Revenue was up $3.6 billion to $52.5 billion, and net income was up 7% to $8.8 billion. But its business is changing and you have to go back to the previous two years figures to see that ESPN has gone from 99 million US homes two years ago to 95 million last year to 92 million now. The rest of the ESPN bundle has fallen in the same way – with the two year fall in ESPN2 also 7 million, ESPNU has fallen 4 million, ESPN Classic is down 6 million and ESPN News is also off 6 million over two years.
Disney did not break out ESPN international figures two years ago, but last year it had 115 million and now it has 127 million subscribers, so while it has lost sports fans in the US, it has gained almost as many outside it, so much so that it has hardly affected its revenues. ESPN continues to squeeze cable operators to take all of its ESPN channels and include them among the most basic packages – but some, such as Verizon, with its clearly stated “unbundling” offers, have clearly not listened and it is showing in its US subscriber numbers.
And yet the accounts show higher affiliate fees for ESPN up 13%, and higher advertising for it too, up 4%, while programming costs have also grown 6% for ESPN. Most of this is hard negotiating, but we wonder if some of the affiliate fees are now coming from OTT service?

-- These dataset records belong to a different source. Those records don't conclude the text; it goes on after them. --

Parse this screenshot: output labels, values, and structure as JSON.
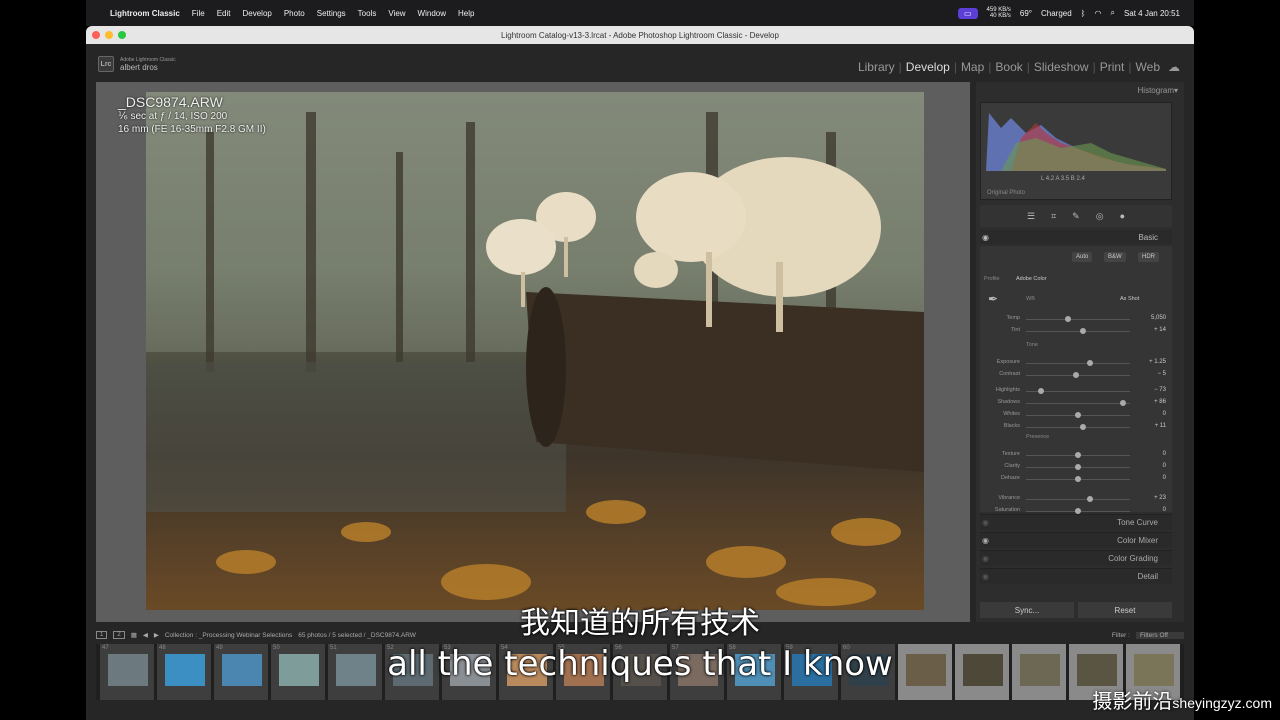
{
  "menubar": {
    "app": "Lightroom Classic",
    "items": [
      "File",
      "Edit",
      "Develop",
      "Photo",
      "Settings",
      "Tools",
      "View",
      "Window",
      "Help"
    ],
    "net_up": "459 KB/s",
    "net_down": "40 KB/s",
    "temp": "69°",
    "battery": "Charged",
    "datetime": "Sat 4 Jan  20:51"
  },
  "window": {
    "title": "Lightroom Catalog-v13-3.lrcat - Adobe Photoshop Lightroom Classic - Develop"
  },
  "identity": {
    "logo": "Lrc",
    "sub": "Adobe Lightroom Classic",
    "user": "albert dros"
  },
  "modules": {
    "items": [
      "Library",
      "Develop",
      "Map",
      "Book",
      "Slideshow",
      "Print",
      "Web"
    ],
    "active": "Develop"
  },
  "photo": {
    "filename": "_DSC9874.ARW",
    "exposure": "⅙ sec at ƒ / 14, ISO 200",
    "lens": "16 mm (FE 16-35mm F2.8 GM II)"
  },
  "histogram": {
    "title": "Histogram",
    "values": "L  4.2  A  3.5  B  2.4",
    "original": "Original Photo"
  },
  "basic": {
    "title": "Basic",
    "buttons": [
      "Auto",
      "B&W",
      "HDR"
    ],
    "profile_label": "Profile",
    "profile": "Adobe Color",
    "wb_label": "WB",
    "wb": "As Shot",
    "tone_label": "Tone",
    "presence_label": "Presence",
    "sliders": [
      {
        "label": "Temp",
        "value": "5,050",
        "pos": 0.4
      },
      {
        "label": "Tint",
        "value": "+ 14",
        "pos": 0.55
      },
      {
        "label": "Exposure",
        "value": "+ 1.25",
        "pos": 0.62
      },
      {
        "label": "Contrast",
        "value": "− 5",
        "pos": 0.48
      },
      {
        "label": "Highlights",
        "value": "− 73",
        "pos": 0.14
      },
      {
        "label": "Shadows",
        "value": "+ 86",
        "pos": 0.93
      },
      {
        "label": "Whites",
        "value": "0",
        "pos": 0.5
      },
      {
        "label": "Blacks",
        "value": "+ 11",
        "pos": 0.55
      },
      {
        "label": "Texture",
        "value": "0",
        "pos": 0.5
      },
      {
        "label": "Clarity",
        "value": "0",
        "pos": 0.5
      },
      {
        "label": "Dehaze",
        "value": "0",
        "pos": 0.5
      },
      {
        "label": "Vibrance",
        "value": "+ 23",
        "pos": 0.62
      },
      {
        "label": "Saturation",
        "value": "0",
        "pos": 0.5
      }
    ]
  },
  "panels": [
    "Tone Curve",
    "Color Mixer",
    "Color Grading",
    "Detail"
  ],
  "actions": {
    "sync": "Sync...",
    "reset": "Reset"
  },
  "filmbar": {
    "pages": [
      "1",
      "2"
    ],
    "collection": "Collection : _Processing Webinar Selections",
    "count": "65 photos / 5 selected / _DSC9874.ARW",
    "filter_label": "Filter :",
    "filter": "Filters Off"
  },
  "film": [
    "47",
    "48",
    "49",
    "50",
    "51",
    "52",
    "53",
    "54",
    "55",
    "56",
    "57",
    "58",
    "59",
    "60",
    "61",
    "62",
    "63",
    "64",
    "65"
  ],
  "subtitles": {
    "cn": "我知道的所有技术",
    "en": "all the techniques that I know"
  },
  "watermark": {
    "cn": "摄影前沿",
    "url": "sheyingzyz.com"
  }
}
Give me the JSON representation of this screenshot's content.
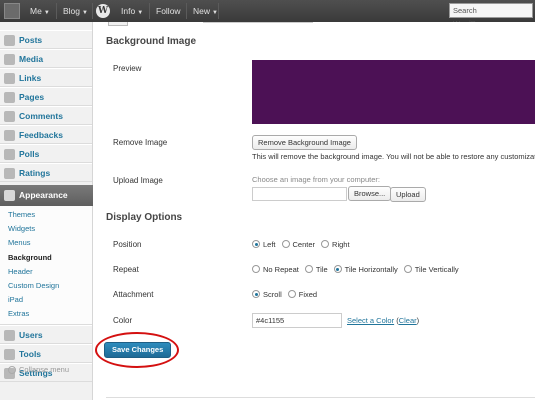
{
  "adminbar": {
    "me": "Me",
    "blog": "Blog",
    "wp_logo": "W",
    "info": "Info",
    "follow": "Follow",
    "new": "New",
    "search_placeholder": "Search WordPress.com"
  },
  "sidebar": {
    "items_top": [
      {
        "label": "Posts",
        "icon": "pushpin-icon"
      },
      {
        "label": "Media",
        "icon": "media-icon"
      },
      {
        "label": "Links",
        "icon": "links-icon"
      },
      {
        "label": "Pages",
        "icon": "pages-icon"
      },
      {
        "label": "Comments",
        "icon": "comments-icon"
      },
      {
        "label": "Feedbacks",
        "icon": "feedbacks-icon"
      },
      {
        "label": "Polls",
        "icon": "polls-icon"
      },
      {
        "label": "Ratings",
        "icon": "ratings-icon"
      }
    ],
    "appearance": "Appearance",
    "submenu": [
      "Themes",
      "Widgets",
      "Menus",
      "Background",
      "Header",
      "Custom Design",
      "iPad",
      "Extras"
    ],
    "current_submenu": "Background",
    "items_bottom": [
      {
        "label": "Users",
        "icon": "users-icon"
      },
      {
        "label": "Tools",
        "icon": "tools-icon"
      },
      {
        "label": "Settings",
        "icon": "settings-icon"
      }
    ],
    "collapse": "Collapse menu"
  },
  "main": {
    "background_image_heading": "Background Image",
    "preview_label": "Preview",
    "preview_color": "#4c1155",
    "remove_label": "Remove Image",
    "remove_button": "Remove Background Image",
    "remove_note": "This will remove the background image. You will not be able to restore any customizati",
    "upload_label": "Upload Image",
    "upload_hint": "Choose an image from your computer:",
    "browse_button": "Browse...",
    "upload_button": "Upload",
    "display_heading": "Display Options",
    "position_label": "Position",
    "position_options": [
      "Left",
      "Center",
      "Right"
    ],
    "position_selected": "Left",
    "repeat_label": "Repeat",
    "repeat_options": [
      "No Repeat",
      "Tile",
      "Tile Horizontally",
      "Tile Vertically"
    ],
    "repeat_selected": "Tile Horizontally",
    "attachment_label": "Attachment",
    "attachment_options": [
      "Scroll",
      "Fixed"
    ],
    "attachment_selected": "Scroll",
    "color_label": "Color",
    "color_value": "#4c1155",
    "select_color": "Select a Color",
    "clear": "Clear",
    "save_button": "Save Changes"
  }
}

ESPN is substantially the largest business at Disney and if it falls, or changes direction, then Disney falls or changes with it. It forms the backbone of the Media Networks segment, with was up 10% this year and generated $7.8 billion of its $14.7 billion operating income, more than half.
And the truth is that what is also going on is a sustained and stealthy attack on OTT services, with Disney extracting $2.9 billion out of the $23 billion of its Media Networks revenue, from TV and SVoD delivery, rising 15% as its fastest growing business.
While TV and Movie content is attributed with much of this $2.9 billion, there are also its own OTT sports services such as ESPN Play, Watch ESPN, ESPN3 and SEC that soak up some of this revenue. It is important that Disney goes OTT ahead of the crowd, something that CEO Robert Iger has addressed many times, otherwise sports will begin to go direct, and bypass ESPN – so it has to do that on behalf of sports as soon as it can, harnessing any OTT partners it can.
The investor worlds’ focus is on Disney right now and during its last quarter numbers the media picked up the idea that one day sport would go direct OTT, and so ESPN must do the same. Iger chose his words carefully and said not for the next five year or so, but news reports merely took that as a starting point or an agenda, preferring to suggest that within 5 years all ESPN would go direct OTT. These numbers would suggest that interpretation is actually correct and Iger is systematically transferring viewers as fast as he can to OTT platforms that Disney can control and make more profit from.
ESPN has planned a significant OTT shift during the next Rio Olympics, the first Olympics to be exclusively broadcast on ESPN, when all content will also go through ESPN Play as well as TV. If OTT trends continue as they have, it will be a great success, and show another significant burst of OTT revenue growth, with more pay TV subscriber falls.